Born to Die
Read Luke 2:25-35. What is the meaning of this passage? What is the message to Mary? What is its message about Jesus?
This story, told only by Luke, is powerful in its simplicity and profound in its implications. The devout Simeon, meeting at last the Messiah for whom he had been waiting, reveals the infant's future to its parents with cryptic terseness: "This child is destined to cause the falling and rising of many in Israel. . . . And a sword will pierce your own soul too" (Luke 2: 34, 35, NIV). The word for sword in the Greek signifies a huge, Goliath-type instrument, destined to pierce the heart of Mary, a prediction of the agony she would experience at the Cross. "These mysterious words of Simeon must have passed over Mary's consciousness like a chilling and ominous portent of things to come"—The SDA Bible Commentary, vol. 5, p. 704.

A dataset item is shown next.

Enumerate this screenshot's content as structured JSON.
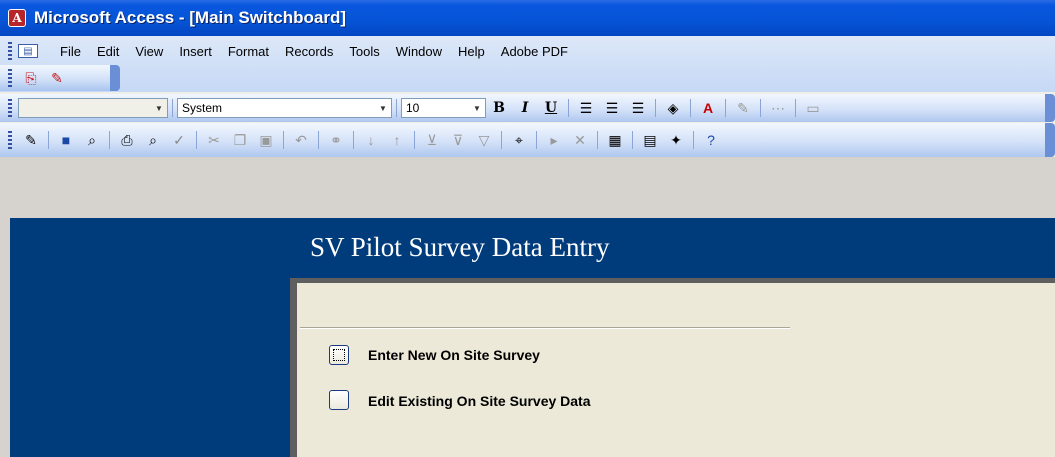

What do the following passages tell us about the death of Jesus? Was it something that had to happen? (Matt. 16:21; 26:52-54; Mark 10:45; Luke 18:31-33; John 3:14; Heb. 9:25-28).
The consistent note here is that Jesus was born to die; His death was not an accident. It had to happen. Why did it have to? Well, that is not a matter that can be explained fully by rational processes, not because it is irrational, but because it is suprarational, above human reason. It falls in the realm of Divine revelation, part of that "mystery . . . kept hidden for ages and generations, but is now disclosed to the saints" (Col. 1:26, NIV). The Bible does not go into any long attempt to justify it or to explain it, maybe because it is not something subject to human logic. We do not have other instances elsewhere by which to judge or compare it. Biblical atonement represents a solo occurrence in the history of the universe. And our task is to seek to understand what the Bible says about it and to apply what it means to our own lives.
The fact that Jesus had to die in order to atone for our sin should tell us something about how serious sin really is. How seriously do you take the sin in your own life? What efforts are you making to overcome?